Does anyone know where I can find a docker image for GCP's dataproc? I've worked with dataproc clusters and found them to be quite good but I'd like to develop locally and only move my compute to the cloud when I'm ready to handle a large job. I've found some docker images that work with pyspark but I would love to get something that worked as smoothly as GCP dataproc.
You can find the base images in this cloud-dataproc Container Registry, and these images are built on top of the Compute Image OS. From there you can use the pull command to get the Dataproc base image locally.
You can use the base image under the spark folder. The required base image can be pulled and a spark job can be run on the Dataproc image using the following commands. I experimented with the Dataproc 2.0 image but other versions can be found in the same folder.

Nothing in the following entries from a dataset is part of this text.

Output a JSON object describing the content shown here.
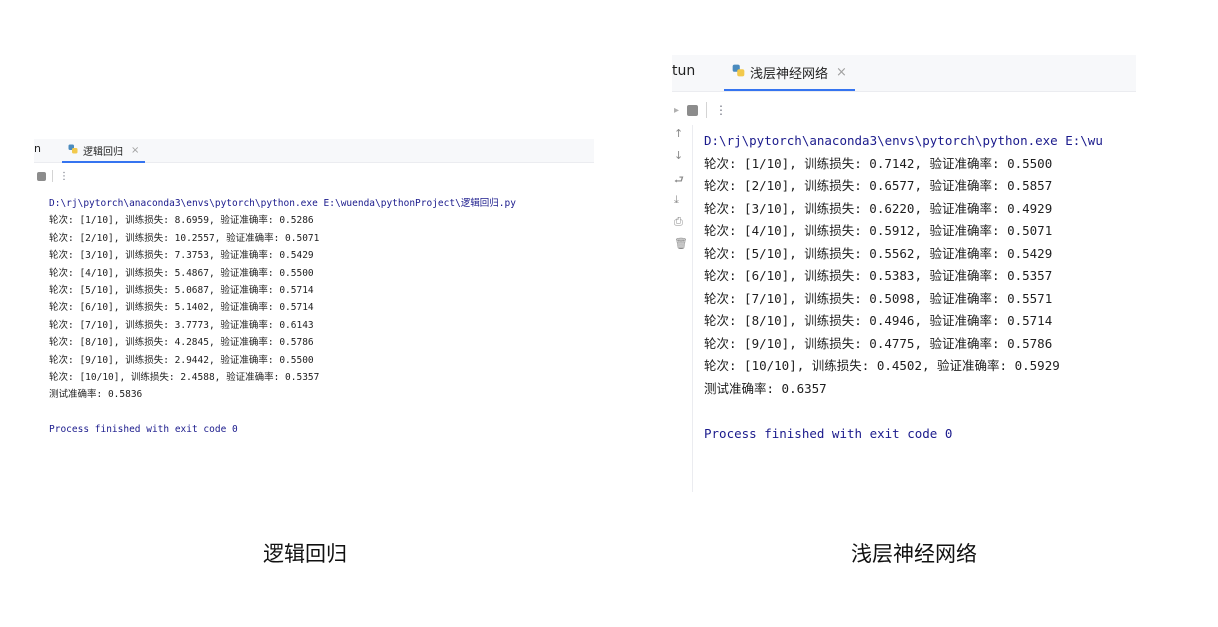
{
  "left": {
    "tab_stub": "n",
    "tab_label": "逻辑回归",
    "close_glyph": "×",
    "more_glyph": "⋮",
    "console": {
      "command": "D:\\rj\\pytorch\\anaconda3\\envs\\pytorch\\python.exe E:\\wuenda\\pythonProject\\逻辑回归.py",
      "lines": [
        "轮次: [1/10], 训练损失: 8.6959, 验证准确率: 0.5286",
        "轮次: [2/10], 训练损失: 10.2557, 验证准确率: 0.5071",
        "轮次: [3/10], 训练损失: 7.3753, 验证准确率: 0.5429",
        "轮次: [4/10], 训练损失: 5.4867, 验证准确率: 0.5500",
        "轮次: [5/10], 训练损失: 5.0687, 验证准确率: 0.5714",
        "轮次: [6/10], 训练损失: 5.1402, 验证准确率: 0.5714",
        "轮次: [7/10], 训练损失: 3.7773, 验证准确率: 0.6143",
        "轮次: [8/10], 训练损失: 4.2845, 验证准确率: 0.5786",
        "轮次: [9/10], 训练损失: 2.9442, 验证准确率: 0.5500",
        "轮次: [10/10], 训练损失: 2.4588, 验证准确率: 0.5357"
      ],
      "test_accuracy": "测试准确率: 0.5836",
      "finish": "Process finished with exit code 0"
    },
    "caption": "逻辑回归"
  },
  "right": {
    "tab_stub": "tun",
    "tab_label": "浅层神经网络",
    "close_glyph": "×",
    "more_glyph": "⋮",
    "console": {
      "command": "D:\\rj\\pytorch\\anaconda3\\envs\\pytorch\\python.exe E:\\wu",
      "lines": [
        "轮次: [1/10], 训练损失: 0.7142, 验证准确率: 0.5500",
        "轮次: [2/10], 训练损失: 0.6577, 验证准确率: 0.5857",
        "轮次: [3/10], 训练损失: 0.6220, 验证准确率: 0.4929",
        "轮次: [4/10], 训练损失: 0.5912, 验证准确率: 0.5071",
        "轮次: [5/10], 训练损失: 0.5562, 验证准确率: 0.5429",
        "轮次: [6/10], 训练损失: 0.5383, 验证准确率: 0.5357",
        "轮次: [7/10], 训练损失: 0.5098, 验证准确率: 0.5571",
        "轮次: [8/10], 训练损失: 0.4946, 验证准确率: 0.5714",
        "轮次: [9/10], 训练损失: 0.4775, 验证准确率: 0.5786",
        "轮次: [10/10], 训练损失: 0.4502, 验证准确率: 0.5929"
      ],
      "test_accuracy": "测试准确率: 0.6357",
      "finish": "Process finished with exit code 0"
    },
    "caption": "浅层神经网络"
  }
}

# Pulling the required image
docker pull gcr.io/cloud-dataproc/spark/dataproc_2.0:preview-0.3
# Sample PySpark job
sudo docker run -v /home/sample-spark-app:/home/sample-spark-app d4e6c561de5b spark-submit --master local[4] /home/sample-spark-app/pi.py
# Sample Spark (Java API) job
sudo docker run -v /home/sample-spark-app:/home/sample-spark-app d4e6c561de5b spark-submit --class "JavaSparkPi" --master local[4] /home/sample-spark-app/target/simple-project-1.0.jar
If you want to use other features on top of the base image, please look into the other spark images under gcr.io/cloud-dataproc.